The prospects for upcoming “Black Fridays” may not be so encouraging. The reasons are derived from what was happening economically below the surface on “Black Friday,” generally phenomena that the mainstream press does not report. Consider for example:

• What percentage of the items that were sold on “Black Friday” was purchased on credit? Of that amount, how much of it went for goods and/or services that the customer simply could not afford? How many holiday shoppers maxed out on their credit cards and when their next mortgage or rental payment comes due, the only way that they can pay is with checks that are vulcanized (i.e. checks that bounce)? Will they have traded their home for a Merry Christmas?

• How are consumers going to replenish their coffers so that they’ll have money to spend over the next year, including the 2012 version of “Black Friday?” One idea is to go where the money is and follow the practices of Willie Sutton who when, asked why he robbed banks, said that he did it because that’s where they keep the money.

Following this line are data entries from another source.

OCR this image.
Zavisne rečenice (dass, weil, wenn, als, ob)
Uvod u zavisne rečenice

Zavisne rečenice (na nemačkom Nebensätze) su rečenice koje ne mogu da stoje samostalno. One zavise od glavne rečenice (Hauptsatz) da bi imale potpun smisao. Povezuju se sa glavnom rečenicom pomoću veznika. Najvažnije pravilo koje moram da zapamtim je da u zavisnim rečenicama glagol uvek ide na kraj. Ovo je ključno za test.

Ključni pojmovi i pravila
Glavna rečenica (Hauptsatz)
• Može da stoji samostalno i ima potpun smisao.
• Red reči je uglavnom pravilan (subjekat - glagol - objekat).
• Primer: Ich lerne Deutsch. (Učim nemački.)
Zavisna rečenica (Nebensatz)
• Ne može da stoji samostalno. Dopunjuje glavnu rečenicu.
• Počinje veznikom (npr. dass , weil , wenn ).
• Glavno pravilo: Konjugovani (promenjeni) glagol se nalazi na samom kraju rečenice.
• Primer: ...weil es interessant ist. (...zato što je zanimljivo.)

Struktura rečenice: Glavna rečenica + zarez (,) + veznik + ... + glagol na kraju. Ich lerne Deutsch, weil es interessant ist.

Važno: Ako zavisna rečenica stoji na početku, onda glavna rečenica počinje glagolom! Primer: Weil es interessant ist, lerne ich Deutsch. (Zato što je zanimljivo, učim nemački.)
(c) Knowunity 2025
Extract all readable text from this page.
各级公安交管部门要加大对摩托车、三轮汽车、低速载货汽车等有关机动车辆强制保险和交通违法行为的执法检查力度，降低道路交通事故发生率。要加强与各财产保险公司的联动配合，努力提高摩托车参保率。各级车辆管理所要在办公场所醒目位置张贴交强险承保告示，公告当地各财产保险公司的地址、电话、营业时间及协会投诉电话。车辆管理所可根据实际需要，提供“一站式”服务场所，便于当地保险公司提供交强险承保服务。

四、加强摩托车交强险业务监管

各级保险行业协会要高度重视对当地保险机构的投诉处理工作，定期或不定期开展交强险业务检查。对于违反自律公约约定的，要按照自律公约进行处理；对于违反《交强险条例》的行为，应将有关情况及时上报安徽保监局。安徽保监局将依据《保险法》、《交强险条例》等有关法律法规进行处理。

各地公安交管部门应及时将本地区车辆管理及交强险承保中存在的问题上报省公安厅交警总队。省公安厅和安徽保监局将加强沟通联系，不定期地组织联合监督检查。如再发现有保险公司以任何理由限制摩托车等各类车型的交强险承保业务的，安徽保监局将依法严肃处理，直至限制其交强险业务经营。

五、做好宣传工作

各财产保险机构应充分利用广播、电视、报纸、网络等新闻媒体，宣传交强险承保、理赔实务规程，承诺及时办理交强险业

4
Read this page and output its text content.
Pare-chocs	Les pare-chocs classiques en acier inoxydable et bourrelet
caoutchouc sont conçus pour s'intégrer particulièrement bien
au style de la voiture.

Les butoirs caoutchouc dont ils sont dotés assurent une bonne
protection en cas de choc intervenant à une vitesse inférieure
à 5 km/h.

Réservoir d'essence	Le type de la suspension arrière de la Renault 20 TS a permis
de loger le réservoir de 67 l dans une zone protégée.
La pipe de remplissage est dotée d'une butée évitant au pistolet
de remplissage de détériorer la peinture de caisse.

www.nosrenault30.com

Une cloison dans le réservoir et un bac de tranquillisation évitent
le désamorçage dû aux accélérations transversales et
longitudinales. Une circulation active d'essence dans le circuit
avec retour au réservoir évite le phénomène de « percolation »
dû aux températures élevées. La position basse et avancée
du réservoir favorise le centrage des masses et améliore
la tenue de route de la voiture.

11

It may stand true now that the banks are holding far more than their fair share of our liquid assets, but they seem to prefer to sit on it or distribute it to shareholders and top executives, rather than to make worthwhile loans to individuals and small businesses. The results: less money is in circulation; the multiplier effect is reduced; and the economy further stalls.

 • Perhaps most importantly, how can consumption continue at a high level when families’ resources are not being replenished with income from jobs? Businesses have become more effective in saving labor costs by (a) increasing productivity through more use of technology and machinery, and (b) outsourcing jobs to workers in other countries. Unemployment lingers near 9%, and the figure for all workers without a job, as well as those who are too discouraged to continue to look for work and those who are underemployed, the figure is closer to 20%.

 While not quite as dramatic, I wonder if the media delivering us the havoc of “Black Friday” was broadcasting the same “channel” that Nero was viewing when he watched Rome burn? Did those of us who refrained from playing the “Black Friday” game peer with ghoulish fascination at how the “captains of industry” were manipulating and undermining the very population upon which they rely to prosper?

Since President Franklin Roosevelt, Democrats have embraced the idea of a social and economic safety net. In recent years, Republicans have become more and more skillful in tearing away at the fabric of the net. Some Democrats prefer to trim their sails towards a moderate path rather than exercising the boldness that FDR did.

With the passion and effectiveness of FDR, JFK, and LBJ in his “Great Society” years, we can put America back to work, require banks to share the wealth, and protect consumers from purchasing beyond their means.

To all who enjoyed the thrill of “Black Friday,” we wish you well. If you liked it enough for sales to increase each year, or even remain level, then as a society we have to put in place the structure of a healthy economy that supports consumerism. As is a common theme among progressives, the answer does not lie in the hope of convincing Republicans to embrace the common good. The answer is for Democrats to return to their roots and act as progressives. We’ve done it before; we need to do it again.